Journal of Ophthalmic & Vision Research | 2010 Oct | 5(4) | 250–264 | Narsis Daftarian, MD, Sahar Kiani, PhD, and Azadeh Zahabi, MS
Major advances in various disciplines of basic sciences including embryology, molecular and cell biology, genetics, and nanotechnology, as well as stem cell biology have opened new horizons for regenerative therapy. The unique characteristics of stem cells prompt a sound understanding for their use in modern regenerative therapies. This review article discusses stem cells, developmental stages of the eye field, eye field transcriptional factors, and endogenous and exogenous sources of stem cells. Recent studies and challenges in the application of stem cells for retinal pigment epithelial degeneration models will be summarized followed by obstacles facing regenerative therapy.

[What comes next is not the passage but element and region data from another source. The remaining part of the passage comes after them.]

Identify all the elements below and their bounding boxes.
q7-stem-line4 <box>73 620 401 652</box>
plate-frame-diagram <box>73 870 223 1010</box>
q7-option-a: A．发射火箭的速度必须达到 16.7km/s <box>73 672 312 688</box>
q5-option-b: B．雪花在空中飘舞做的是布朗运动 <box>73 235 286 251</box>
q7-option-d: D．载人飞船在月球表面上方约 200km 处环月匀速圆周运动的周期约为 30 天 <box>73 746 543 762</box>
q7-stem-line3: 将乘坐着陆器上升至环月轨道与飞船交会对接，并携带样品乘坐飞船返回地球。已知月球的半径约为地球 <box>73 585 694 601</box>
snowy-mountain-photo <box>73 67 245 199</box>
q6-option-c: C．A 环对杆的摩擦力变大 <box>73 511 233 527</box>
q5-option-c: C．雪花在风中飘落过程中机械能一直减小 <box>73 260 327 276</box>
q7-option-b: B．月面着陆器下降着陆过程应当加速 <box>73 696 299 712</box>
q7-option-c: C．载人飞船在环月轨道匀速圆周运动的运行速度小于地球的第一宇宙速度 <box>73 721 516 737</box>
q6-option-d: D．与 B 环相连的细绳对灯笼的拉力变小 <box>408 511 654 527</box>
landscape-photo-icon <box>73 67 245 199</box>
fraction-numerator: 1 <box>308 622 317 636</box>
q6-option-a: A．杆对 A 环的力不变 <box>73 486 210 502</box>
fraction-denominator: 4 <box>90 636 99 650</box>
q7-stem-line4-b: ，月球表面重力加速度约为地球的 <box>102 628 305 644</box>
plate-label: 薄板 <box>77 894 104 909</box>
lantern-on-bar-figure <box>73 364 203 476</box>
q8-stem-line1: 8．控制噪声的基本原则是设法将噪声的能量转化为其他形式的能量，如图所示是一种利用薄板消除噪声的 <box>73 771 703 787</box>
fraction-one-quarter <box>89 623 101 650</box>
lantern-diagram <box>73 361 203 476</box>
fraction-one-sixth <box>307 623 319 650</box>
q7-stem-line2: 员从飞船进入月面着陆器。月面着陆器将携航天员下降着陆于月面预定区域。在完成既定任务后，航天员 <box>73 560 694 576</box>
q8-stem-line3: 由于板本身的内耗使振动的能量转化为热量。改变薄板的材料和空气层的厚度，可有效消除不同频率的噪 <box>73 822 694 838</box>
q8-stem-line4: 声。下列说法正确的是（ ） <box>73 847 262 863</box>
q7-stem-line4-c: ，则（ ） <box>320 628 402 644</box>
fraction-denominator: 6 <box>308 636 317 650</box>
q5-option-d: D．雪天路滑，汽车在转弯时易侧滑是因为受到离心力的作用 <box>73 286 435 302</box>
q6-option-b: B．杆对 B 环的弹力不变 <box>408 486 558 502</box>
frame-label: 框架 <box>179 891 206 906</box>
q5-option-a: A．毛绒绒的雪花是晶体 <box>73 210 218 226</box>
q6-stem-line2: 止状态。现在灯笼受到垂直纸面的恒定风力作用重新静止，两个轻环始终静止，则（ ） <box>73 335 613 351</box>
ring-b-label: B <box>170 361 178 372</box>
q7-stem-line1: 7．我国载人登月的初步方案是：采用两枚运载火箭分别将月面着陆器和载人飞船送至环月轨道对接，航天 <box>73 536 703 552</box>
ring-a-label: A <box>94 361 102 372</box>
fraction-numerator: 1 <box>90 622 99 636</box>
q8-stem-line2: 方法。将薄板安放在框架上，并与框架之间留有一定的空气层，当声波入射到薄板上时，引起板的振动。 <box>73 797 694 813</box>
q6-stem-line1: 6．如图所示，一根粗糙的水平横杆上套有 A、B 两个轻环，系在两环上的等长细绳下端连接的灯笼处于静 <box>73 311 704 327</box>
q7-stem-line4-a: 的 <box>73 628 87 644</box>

Regenerative medicine intends to provide therapies for severe injuries or chronic diseases in which endogenous repair does not sufficiently restore the damaged tissue. These include congestive heart failure, osteoporosis, spinal cord injuries, Alzheimer’s and Parkinson‘s diseases, age-related macular degeneration, and retinitis pigmentosa.
Age-related macular degeneration (AMD) affects 10% to 20% of individuals over 65 years of age and is the leading cause of severe visual impairment in the elderly in industrialized nations. There are many senescent changes in the normal pigment epithelium including a decrease in retinal pigment epithelium (RPE) density, a clinically observed decrease in the pigmented appearance of RPE cells, and the accumulation of lipofuscin within RPE cells.2 In AMD, initial morphologic changes are associated with the formation of drusen and other deposits on Bruch’s membrane. Subsequently, RPE cell loss occurs, presumably via apoptosis associated with loss of cell attachment. Regenerative medicine aims to restore RPE cells before irreversible atrophy of foveal photoreceptors occurs.
Hereditary retinal degenerations are one of the major causes of blindness. This group of disorders includes retinitis pigmentosa (RP) which occurs at an incidence of 1 in 2000 individuals. The progressive loss of vision in RP is due to mutations in more than 100 identified genes which affect different cellular compartments in the photoreceptor cells (PRCs) or the underlying RPE. Treatment of these conditions and many other degenerative disorders is the goal of regenerative therapy.
Stem cells have attracted considerable attention, not only as a means of understanding metazoan development, but also as potential therapeutic agents for a spectrum of currently untreatable diseases. A stem cell is an unspecialized cell that can both self-renew (reproduce itself) and differentiate into functional phenotypes. Stem cells may originate from embryonic, fetal, or adult tissue and are broadly categorized accordingly. Embryonic stem cells (ESCs) are commonly derived from the inner cell mass of the blastocyst, an early (4 to 5 days) stage of the embryo. Embryonic germ cells (EGCs) are isolated from the gonadal ridge of a 5 to 10 week fetus. EGCs are derived from primordial germ cells, which ultimately give rise to eggs or sperms in the adult. Adult stem cells differ from ESCs and EGCs in that they are found in tissues after birth, and to date, have been found to differentiate into a narrower range of cell types, primarily demonstrating phenotypes of the originating tissue. Although the potential for self-renewal is a basic characteristic of these cells, but their ultimate differentiation into functional cells of the damaged organ, is more important. In other words, the main focus of regenerative research is on the optimal time for transplantation, in which the cells not only have the benefits of self-renewal, but also the best capacity to reach designated differentiation and bypass the untoward aspects of teratoma formation.